The show, says Rowan, a Grammy award-winner and six-time Grammy nominee, was the best bluegrass concert he has ever heard.
Years later, though, he remembers attending another bluegrass show at the same venue, and it rivaled the Country Gentlemen’s performance.
“When I was a Bluegrass Boy, I stayed over in D.C. with Bill Monroe. Alice Foster [Gerard] and I went down to the Shamrock to hear an amazing ad-hoc band of Frank Wakefield, Red Allen, Scotty Stoneman, Peter Kuykendall [Roberts] of Bluegrass Unlimited magazine. It was the most amazing music. Thise guys were in their prime, and it was just another night in a bluegrass bar. No big deal, but, for me, it was the epitome of the Northern Virginia scene that included the great Smiley Hobbs and Earl Taylor — all the great innovators who took the bluegrass ball and ran with it!”
Rowan says the concert that influenced him most as a musician, though, was performed by Doc Watson and Monroe in 1965 at Boston’s Symphony Hall.
“It was my first show with Bill and the most exciting night of music in my young life,” he says. “They played all the old Monroe Brothers duets that Doc had learned as a young man.”
As a Bluegrass Boy, Rowan sang lead vocals and played guitar with Monroe until March 1967. He then teamed with David Grisman in the band Earth Opera before joining and recording two albums with Seatrain, a progressive rock-jazz-bluegrass-country group that had a Top 40 hit with “13 Questions.”
The bluegrass band Muleskinner, which featured Clarence White, Grisman, Richard Greene, and Bill Keith, was Rowan’s next stop, in 1973. Later that year, he formed Old & In the Way with Grisman, Greene, Jerry Garcia, and John Kahn.
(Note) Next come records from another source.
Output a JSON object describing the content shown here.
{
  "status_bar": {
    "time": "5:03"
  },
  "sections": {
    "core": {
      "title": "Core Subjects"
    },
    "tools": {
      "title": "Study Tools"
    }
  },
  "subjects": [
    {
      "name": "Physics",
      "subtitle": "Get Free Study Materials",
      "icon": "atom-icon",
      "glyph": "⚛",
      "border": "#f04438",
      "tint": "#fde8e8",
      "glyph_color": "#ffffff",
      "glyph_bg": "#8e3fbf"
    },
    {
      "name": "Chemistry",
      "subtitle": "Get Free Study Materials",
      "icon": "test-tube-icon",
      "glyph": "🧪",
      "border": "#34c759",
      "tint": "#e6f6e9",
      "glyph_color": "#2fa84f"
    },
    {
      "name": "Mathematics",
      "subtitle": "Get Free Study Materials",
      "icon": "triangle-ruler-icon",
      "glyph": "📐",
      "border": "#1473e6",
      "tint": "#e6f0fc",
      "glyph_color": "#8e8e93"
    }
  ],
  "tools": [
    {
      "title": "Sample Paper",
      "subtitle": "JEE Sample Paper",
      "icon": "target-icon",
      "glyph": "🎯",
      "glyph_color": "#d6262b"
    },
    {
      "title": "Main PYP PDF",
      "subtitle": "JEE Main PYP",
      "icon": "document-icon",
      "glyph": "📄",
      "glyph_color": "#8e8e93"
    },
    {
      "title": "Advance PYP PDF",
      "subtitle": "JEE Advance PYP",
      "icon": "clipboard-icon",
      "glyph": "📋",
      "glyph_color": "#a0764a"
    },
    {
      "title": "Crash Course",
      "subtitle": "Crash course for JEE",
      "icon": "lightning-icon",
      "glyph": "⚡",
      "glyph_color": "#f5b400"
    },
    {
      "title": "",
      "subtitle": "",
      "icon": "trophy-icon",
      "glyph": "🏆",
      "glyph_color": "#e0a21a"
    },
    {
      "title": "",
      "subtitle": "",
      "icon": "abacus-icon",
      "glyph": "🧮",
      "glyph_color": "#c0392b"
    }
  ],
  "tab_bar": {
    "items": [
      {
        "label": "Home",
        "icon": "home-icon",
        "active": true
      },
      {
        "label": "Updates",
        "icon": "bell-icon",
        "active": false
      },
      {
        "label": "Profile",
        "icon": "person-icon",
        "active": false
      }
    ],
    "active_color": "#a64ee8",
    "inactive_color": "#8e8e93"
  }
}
That combination was also short-lived, and Rowan joined a country-rock and pop band led by his brothers, Chris and Lorin. His stint in the Rowan Brothers lasted less than two years. Much of his highly successful, influential solo career since has been dominated by bluegrass with stitches of rock, folk, country, gospel and whatever else he can throw in.
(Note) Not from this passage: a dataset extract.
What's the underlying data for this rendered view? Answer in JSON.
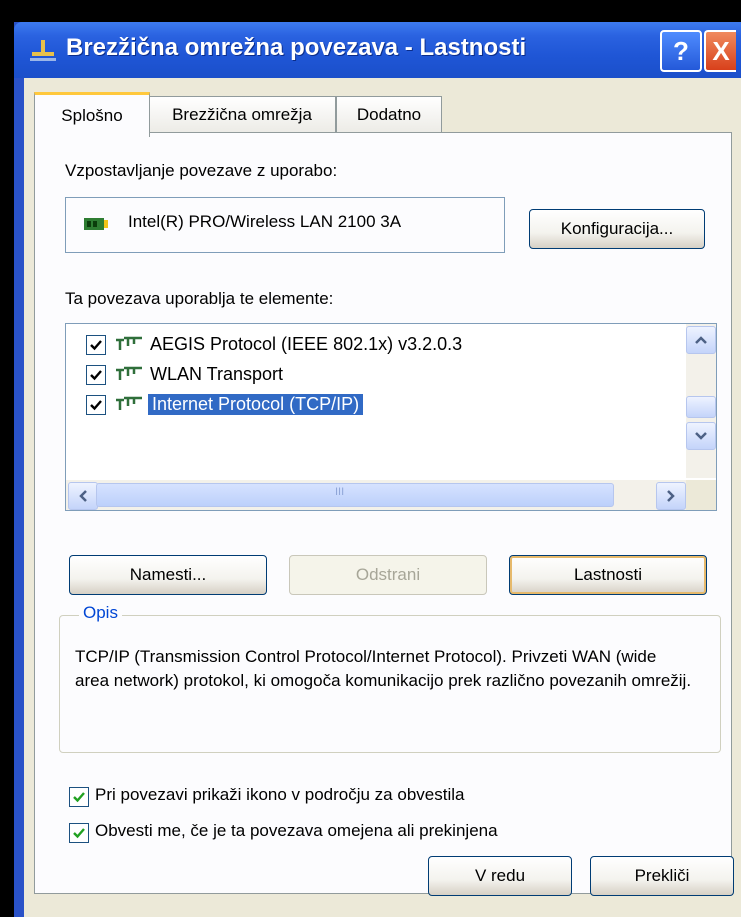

Though bluegrass runs through his veins, Rowan appreciates the power of rock and roll and remembers its effect on him as a young teen.
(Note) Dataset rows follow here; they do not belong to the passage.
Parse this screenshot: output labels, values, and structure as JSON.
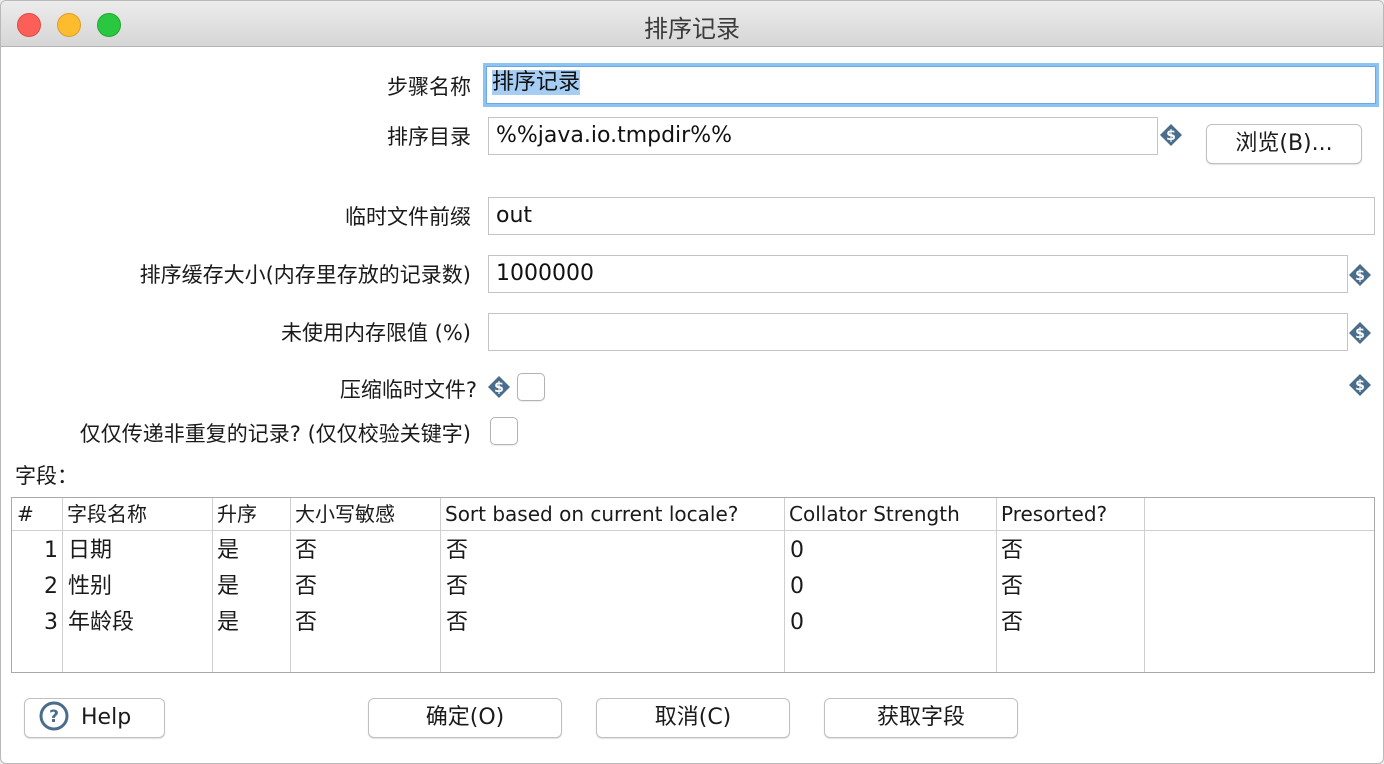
{
  "window": {
    "title": "排序记录"
  },
  "form": {
    "step_name_label": "步骤名称",
    "step_name_value": "排序记录",
    "sort_dir_label": "排序目录",
    "sort_dir_value": "%%java.io.tmpdir%%",
    "browse_button": "浏览(B)...",
    "temp_prefix_label": "临时文件前缀",
    "temp_prefix_value": "out",
    "sort_size_label": "排序缓存大小(内存里存放的记录数)",
    "sort_size_value": "1000000",
    "free_memory_label": "未使用内存限值 (%)",
    "free_memory_value": "",
    "compress_label": "压缩临时文件?",
    "compress_checked": false,
    "unique_label": "仅仅传递非重复的记录? (仅仅校验关键字)",
    "unique_checked": false
  },
  "fields": {
    "label": "字段：",
    "columns": [
      "#",
      "字段名称",
      "升序",
      "大小写敏感",
      "Sort based on current locale?",
      "Collator Strength",
      "Presorted?"
    ],
    "rows": [
      {
        "num": "1",
        "name": "日期",
        "asc": "是",
        "case": "否",
        "locale": "否",
        "strength": "0",
        "presorted": "否"
      },
      {
        "num": "2",
        "name": "性别",
        "asc": "是",
        "case": "否",
        "locale": "否",
        "strength": "0",
        "presorted": "否"
      },
      {
        "num": "3",
        "name": "年龄段",
        "asc": "是",
        "case": "否",
        "locale": "否",
        "strength": "0",
        "presorted": "否"
      }
    ]
  },
  "buttons": {
    "help": "Help",
    "ok": "确定(O)",
    "cancel": "取消(C)",
    "get_fields": "获取字段"
  },
  "icons": {
    "variable": "variable-dollar-icon",
    "help": "help-circle-icon"
  },
  "colors": {
    "focus_ring": "#8cc3f5",
    "selection": "#a6cdf3",
    "variable_icon": "#4a6d8c"
  }
}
“My mother drove me, my brother Chris and a couple of friends to a Boston rock and roll show when I was 14 in fall 1956,” remembers Rowan, who was born in Wayland, Massachusetts, and learned to play guitar from his uncle. “The show was the Diamonds, the G-Clefs, the Johnny Burnette Trio, and Chuck Berry. Chuck came out in a green tuxedo and black string tie with a blonde Gibson Byrdland or maybe a Super 400. He grinned at us — nearly euphoric teenagers — and said, ‘Hey, hey, this is my foolishness suit,’ and launched into the opening chords of his hit song of the moment: ‘School Days.’ The joint was rockin’!”
Folk music has also influenced Rowan and, along with bluegrass, country, blues, and gospel, is part of his brilliant and most recent album Dharma Blues. The American roots album features several beautiful songs, including “Snow Country Girl,” backed by Gillian Welch’s lovely harmony vocals and Jack Casady’s bass. But it was a folk concert many, many moons ago that may forever remain on Rowan’s mind.
“I had a little rock combo called the Cupids, and we played dance music for the kids,” he says. “We were 14 and 15 years old and played record hops around Boston. We stopped at a coffee house in Harvard Square, and Eric Von Schmidt was singing the songs of Lead Belly at Club 47 on Mount Auburn Street. It was spellbinding, and the first hint that there was something deeper to the rock and roll we were all dancing to.”